Dans la nuit du 12 mai 1977 Ginette Kazmierczak est seule dans l'appartement de fonction de son fils, instituteur du village d'Uruffe, proche de Toul. L'appartement est situé au premier étage de la mairie-école, juste en face de l’église et du presbytère. Vers 4 heures du matin, la voisine de palier incommodée par une odeur de fumée et des crépitements se réveille en sursaut. Elle sort, apercevant de petites flammes sous le bas de porte palière de l'appartement voisin, elle alerte les sapeurs-pompiers. Ceux-ci vont découvrir sur le plancher le tronc, une partie du visage et le bras gauche de Mme Kazmierczak calcinés contre la porte d'entrée. Les jambes, les mis-bas et le bras droit ont été épargnés par les flammes ! Seul le plancher sous le buste de la victime révèle des traces d'incendie. Les murs et le sol sont maculés de suie mais rien n'a brûlé dans l'appartement. Le poêle à mazout et le chauffe-eau sont éteints, une boîte d'allumettes sur le rebord de la fenêtre est intacte et l'électricité fonctionne.
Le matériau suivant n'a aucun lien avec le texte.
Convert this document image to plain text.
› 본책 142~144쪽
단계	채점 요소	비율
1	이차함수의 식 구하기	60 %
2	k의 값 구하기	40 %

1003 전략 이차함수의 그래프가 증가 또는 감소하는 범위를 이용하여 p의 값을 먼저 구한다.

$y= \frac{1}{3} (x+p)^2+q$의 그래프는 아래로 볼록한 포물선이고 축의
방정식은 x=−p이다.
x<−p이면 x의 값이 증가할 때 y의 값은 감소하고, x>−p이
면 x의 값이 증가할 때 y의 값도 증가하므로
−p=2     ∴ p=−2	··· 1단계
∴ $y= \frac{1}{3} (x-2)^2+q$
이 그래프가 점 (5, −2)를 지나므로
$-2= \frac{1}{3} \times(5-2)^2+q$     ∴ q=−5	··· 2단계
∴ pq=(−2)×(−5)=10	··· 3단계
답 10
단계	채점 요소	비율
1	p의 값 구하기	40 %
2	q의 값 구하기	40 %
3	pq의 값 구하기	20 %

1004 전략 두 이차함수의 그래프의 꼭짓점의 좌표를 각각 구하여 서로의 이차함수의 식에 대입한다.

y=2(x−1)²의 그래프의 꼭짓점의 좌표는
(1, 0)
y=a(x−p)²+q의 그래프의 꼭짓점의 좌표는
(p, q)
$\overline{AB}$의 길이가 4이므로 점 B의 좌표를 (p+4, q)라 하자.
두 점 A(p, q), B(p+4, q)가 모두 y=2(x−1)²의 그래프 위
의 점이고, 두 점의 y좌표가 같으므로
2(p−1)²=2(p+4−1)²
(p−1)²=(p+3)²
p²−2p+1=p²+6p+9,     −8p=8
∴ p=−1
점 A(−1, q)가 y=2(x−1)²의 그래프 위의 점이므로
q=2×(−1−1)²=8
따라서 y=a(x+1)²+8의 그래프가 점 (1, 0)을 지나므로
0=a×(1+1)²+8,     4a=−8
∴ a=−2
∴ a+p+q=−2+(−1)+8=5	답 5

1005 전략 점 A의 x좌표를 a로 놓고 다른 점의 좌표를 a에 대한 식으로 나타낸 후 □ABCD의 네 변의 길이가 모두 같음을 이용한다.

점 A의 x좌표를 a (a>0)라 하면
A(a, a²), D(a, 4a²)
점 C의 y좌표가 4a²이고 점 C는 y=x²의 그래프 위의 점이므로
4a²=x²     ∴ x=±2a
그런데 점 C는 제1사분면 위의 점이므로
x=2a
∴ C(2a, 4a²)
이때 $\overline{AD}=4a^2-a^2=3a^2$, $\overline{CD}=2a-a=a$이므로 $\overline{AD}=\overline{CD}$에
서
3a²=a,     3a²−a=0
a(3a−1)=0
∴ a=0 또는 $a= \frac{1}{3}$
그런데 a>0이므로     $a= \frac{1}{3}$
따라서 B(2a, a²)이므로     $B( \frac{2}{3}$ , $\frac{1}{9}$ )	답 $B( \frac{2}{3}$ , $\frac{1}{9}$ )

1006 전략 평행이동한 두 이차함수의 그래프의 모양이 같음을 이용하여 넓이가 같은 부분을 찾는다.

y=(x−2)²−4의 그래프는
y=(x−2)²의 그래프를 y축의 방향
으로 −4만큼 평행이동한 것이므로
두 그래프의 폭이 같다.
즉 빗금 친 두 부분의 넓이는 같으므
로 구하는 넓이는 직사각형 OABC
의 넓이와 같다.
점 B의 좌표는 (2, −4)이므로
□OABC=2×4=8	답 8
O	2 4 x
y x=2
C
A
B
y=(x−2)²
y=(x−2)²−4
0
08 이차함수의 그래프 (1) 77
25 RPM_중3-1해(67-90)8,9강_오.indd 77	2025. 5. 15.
Le Procureur du parquet de Nancy ouvre une enquête ; l'expert honoraire près la Cour d’appel de Nancy, un capitaine des sapeurs-pompiers envisage diverses hypothèses : « explosion d'une bombe aérosol ou d'un gaz (mais l'embrasement du mobilier aurait alors été total), crime (la porte de l'appartement était fermée de l'intérieur), foudre (la météo invalidera cette possibilité). Des traces de suies ont été relevées à plusieurs endroits de l’appartement, aux murs et aux plafonds. Mais surtout, le parquet en chêne était totalement détruit sous la partie calcinée du corps, mais absolument intact sous les jambes et le bras non touchés. La démarcation est nette, parfaite ; il n’y a donc pas eu propagation comme dans un feu classique ». Le 18 janvier 1978 le parquet de Nancy prononce une ordonnance de non-lieu. Il n'y a pas eu propagation du sinistre, les bas en nylon que portait la victime sont restés intacts, et les objets alentours ne présentaient aucune trace de chaleur. La presse et la rumeur d'évoquer un acte d'un extra-terrestre, un phénomène paranormal, le feu secret des alchimistes. Des journalistes de désigner le petit bourg de 400 habitants comme un village maudit en souvenir de l'affaire du curé d'Uruffe survenue en 1956.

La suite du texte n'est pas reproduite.